ROCHESTER, Minn. -- After highlighting that more than half of American physicians are experiencing burnout, Mayo Clinic researchers now have identified some solutions that are being used to prevent or lessen burnout around the world. The findings show that some of the approaches being used are effective and making a difference. The article appears in the journal The Lancet.
The researchers identified more than 2,600 research articles that dealt with outcomes and approaches to physician burnout. They found 15 randomized clinical trials and 37 cohort studies that collectively included more than 3,600 physicians.

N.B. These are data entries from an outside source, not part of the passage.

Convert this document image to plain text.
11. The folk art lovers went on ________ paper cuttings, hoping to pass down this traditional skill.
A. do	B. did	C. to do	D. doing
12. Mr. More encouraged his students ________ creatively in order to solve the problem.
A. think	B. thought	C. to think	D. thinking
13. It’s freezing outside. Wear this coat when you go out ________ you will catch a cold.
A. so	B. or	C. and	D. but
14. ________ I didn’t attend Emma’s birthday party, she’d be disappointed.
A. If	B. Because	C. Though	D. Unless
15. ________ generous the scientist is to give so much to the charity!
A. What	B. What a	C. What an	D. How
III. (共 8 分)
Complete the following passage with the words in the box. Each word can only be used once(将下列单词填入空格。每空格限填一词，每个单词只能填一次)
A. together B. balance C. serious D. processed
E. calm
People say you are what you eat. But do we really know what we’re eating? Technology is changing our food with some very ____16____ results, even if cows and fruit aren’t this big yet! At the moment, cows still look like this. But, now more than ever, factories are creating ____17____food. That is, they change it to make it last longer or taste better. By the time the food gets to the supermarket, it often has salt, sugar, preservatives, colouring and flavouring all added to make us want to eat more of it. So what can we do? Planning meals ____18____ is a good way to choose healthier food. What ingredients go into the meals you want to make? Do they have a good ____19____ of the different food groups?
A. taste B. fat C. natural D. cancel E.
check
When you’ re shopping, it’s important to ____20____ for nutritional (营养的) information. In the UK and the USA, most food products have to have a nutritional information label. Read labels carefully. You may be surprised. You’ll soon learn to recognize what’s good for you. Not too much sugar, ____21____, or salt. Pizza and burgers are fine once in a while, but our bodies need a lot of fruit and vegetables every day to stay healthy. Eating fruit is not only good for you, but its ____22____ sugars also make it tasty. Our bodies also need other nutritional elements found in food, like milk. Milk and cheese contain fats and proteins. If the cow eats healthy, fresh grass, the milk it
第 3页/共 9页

"We conducted an extensive search and compared the effectiveness of interventions across a range of burnout outcomes," says lead author Colin West, M.D., Ph.D. "It's clear that both individual strategies and structured organizational approaches are effective in achieving clinically meaningful reductions in burnout."

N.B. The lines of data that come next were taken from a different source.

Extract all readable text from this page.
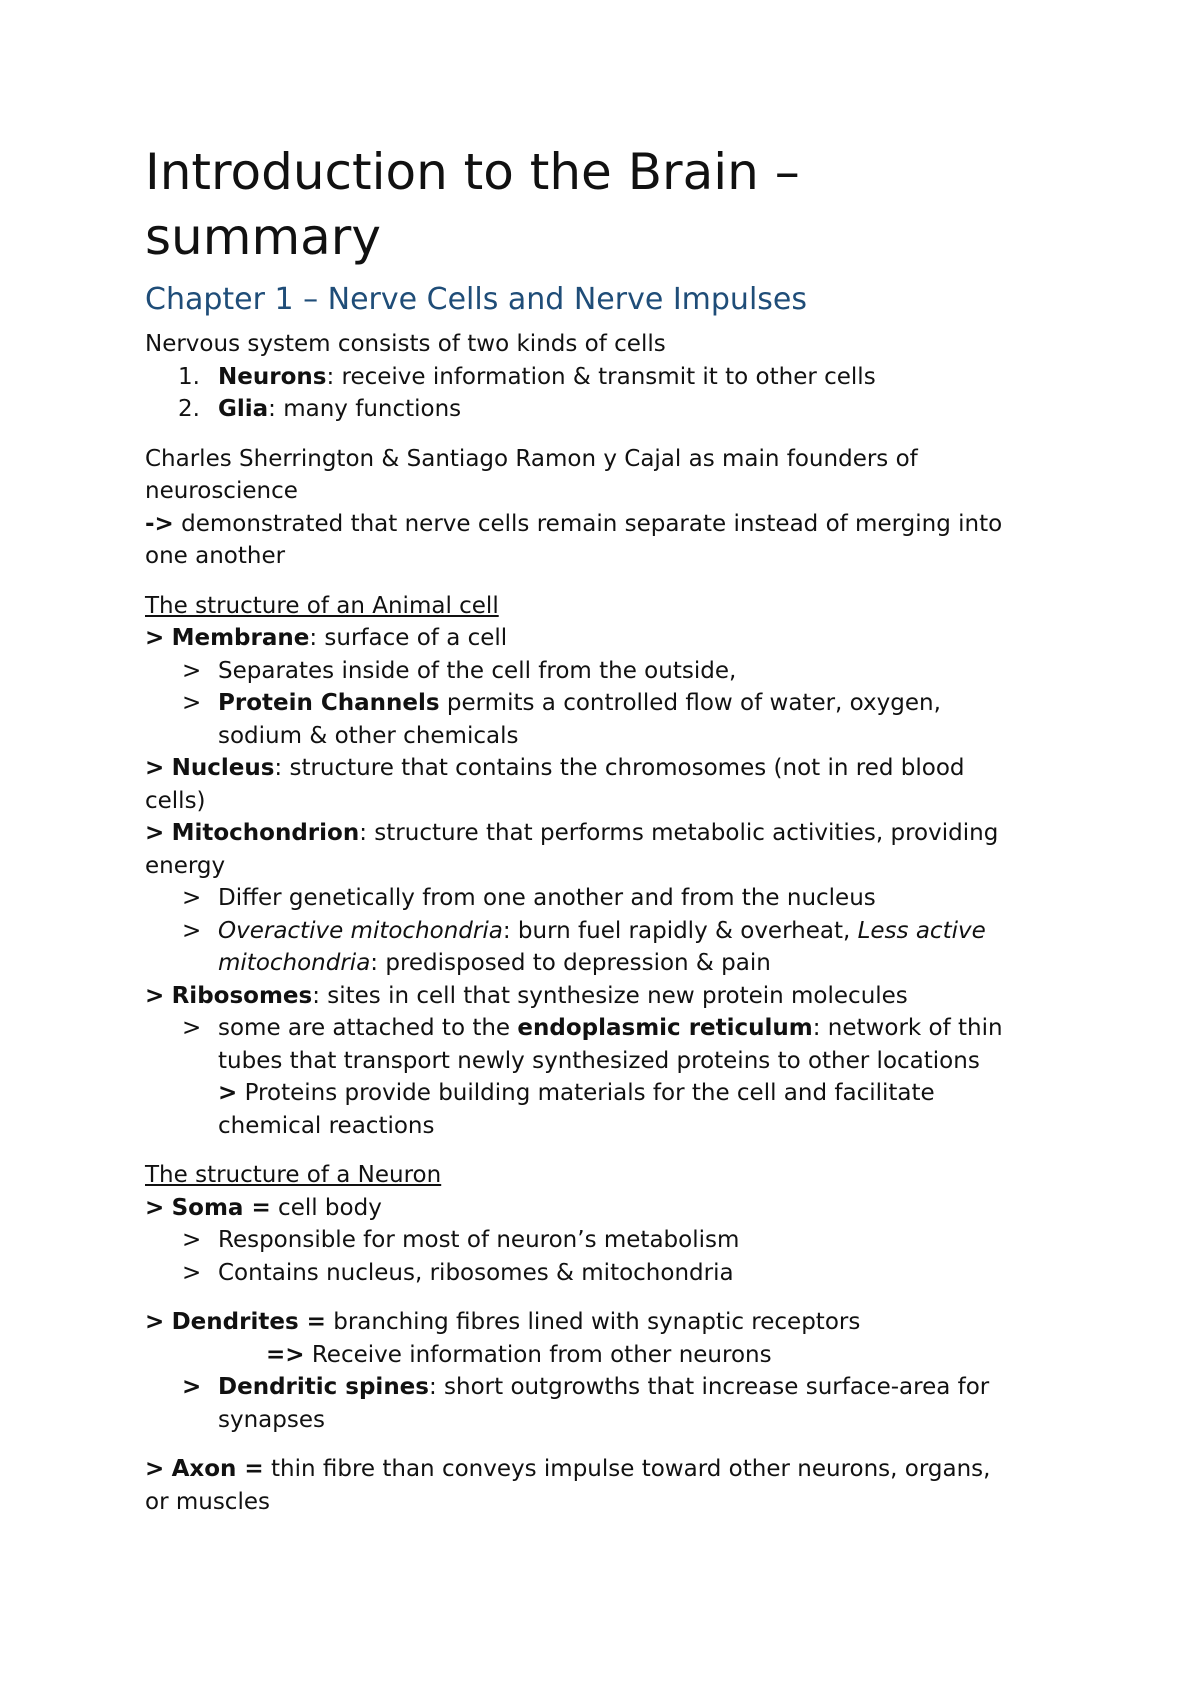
Introduction to the Brain –
summary
Chapter 1 – Nerve Cells and Nerve Impulses
Nervous system consists of two kinds of cells
1. Neurons: receive information & transmit it to other cells
2. Glia: many functions
Charles Sherrington & Santiago Ramon y Cajal as main founders of
neuroscience
-> demonstrated that nerve cells remain separate instead of merging into
one another
The structure of an Animal cell
> Membrane: surface of a cell
> Separates inside of the cell from the outside,
> Protein Channels permits a controlled flow of water, oxygen,
sodium & other chemicals
> Nucleus: structure that contains the chromosomes (not in red blood
cells)
> Mitochondrion: structure that performs metabolic activities, providing
energy
> Differ genetically from one another and from the nucleus
> Overactive mitochondria: burn fuel rapidly & overheat, Less active
mitochondria: predisposed to depression & pain
> Ribosomes: sites in cell that synthesize new protein molecules
> some are attached to the endoplasmic reticulum: network of thin
tubes that transport newly synthesized proteins to other locations
> Proteins provide building materials for the cell and facilitate
chemical reactions
The structure of a Neuron
> Soma = cell body
> Responsible for most of neuron’s metabolism
> Contains nucleus, ribosomes & mitochondria
> Dendrites = branching fibres lined with synaptic receptors
=> Receive information from other neurons
> Dendritic spines: short outgrowths that increase surface-area for
synapses
> Axon = thin fibre than conveys impulse toward other neurons, organs,
or muscles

Effective individual-focused strategies include mindfulness training, stress management training and small group sessions. Organizational changes that seem to work include limiting physician duty hours and a range of care delivery process changes in hospitals and clinics.
Mayo Clinic has been using some of these approaches with noticeable effects, including group interaction sessions in which the institution provides a designated lunch gathering monthly for breakout groups of physicians, so they can talk confidentially about their experiences with each other according to a structured curriculum.

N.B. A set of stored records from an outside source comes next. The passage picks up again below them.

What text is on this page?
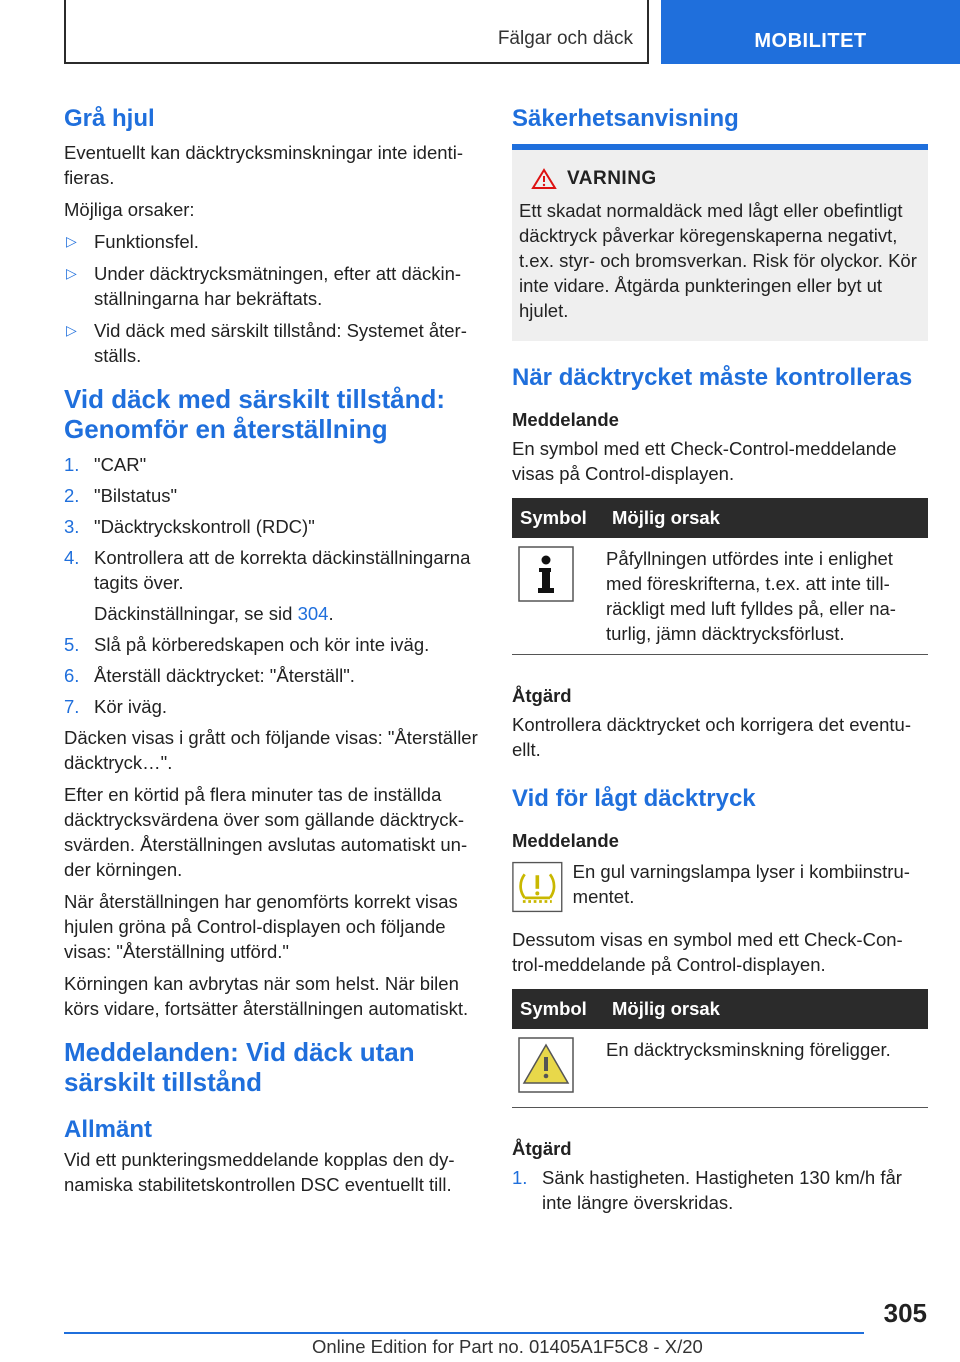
Fälgar och däck	MOBILITET
Grå hjul

Eventuellt kan däcktrycksminskningar inte identifieras.

Möjliga orsaker:

▷ Funktionsfel.
▷ Under däcktrycksmätningen, efter att däckinställningarna har bekräftats.
▷ Vid däck med särskilt tillstånd: Systemet återställs.
Vid däck med särskilt tillstånd: Genomför en återställning
1. "CAR"
2. "Bilstatus"
3. "Däcktryckskontroll (RDC)"
4. Kontrollera att de korrekta däckinställningarna tagits över.
Däckinställningar, se sid 304.
5. Slå på körberedskapen och kör inte iväg.
6. Återställ däcktrycket: "Återställ".
7. Kör iväg.

Däcken visas i grått och följande visas: "Återställer däcktryck…".

Efter en körtid på flera minuter tas de inställda däcktrycksvärdena över som gällande däcktrycksvärden. Återställningen avslutas automatiskt under körningen.

När återställningen har genomförts korrekt visas hjulen gröna på Control-displayen och följande visas: "Återställning utförd."

Körningen kan avbrytas när som helst. När bilen körs vidare, fortsätter återställningen automatiskt.

Meddelanden: Vid däck utan särskilt tillstånd
Allmänt

Vid ett punkteringsmeddelande kopplas den dynamiska stabilitetskontrollen DSC eventuellt till.

Säkerhetsanvisning
VARNING

Ett skadat normaldäck med lågt eller obefintligt däcktryck påverkar köregenskaperna negativt, t.ex. styr- och bromsverkan. Risk för olyckor. Kör inte vidare. Åtgärda punkteringen eller byt ut hjulet.

När däcktrycket måste kontrolleras
Meddelande

En symbol med ett Check-Control-meddelande visas på Control-displayen.

Symbol	Möjlig orsak
	Påfyllningen utfördes inte i enlighet med föreskrifterna, t.ex. att inte tillräckligt med luft fylldes på, eller naturlig, jämn däcktrycksförlust.
Åtgärd

Kontrollera däcktrycket och korrigera det eventuellt.

Vid för lågt däcktryck
Meddelande

En gul varningslampa lyser i kombiinstrumentet.

Dessutom visas en symbol med ett Check-Control-meddelande på Control-displayen.

Symbol	Möjlig orsak
	En däcktrycksminskning föreligger.
Åtgärd
1. Sänk hastigheten. Hastigheten 130 km/h får inte längre överskridas.
305
Online Edition for Part no. 01405A1F5C8 - X/20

The investigators say more research is needed as most published data come from observational studies and that validation of many of the solutions still is needed. In addition, the effect of combinations of interventions and their long-term benefits should be the focus of additional study.
Co-authors of the article are Liselotte Dyrbye, M.D., Tait Shanafelt, M.D. and Patricia Erwin, M.L.S. The research was supported by the Arnold P. Gold Foundation Research Institute and Mayo Clinic.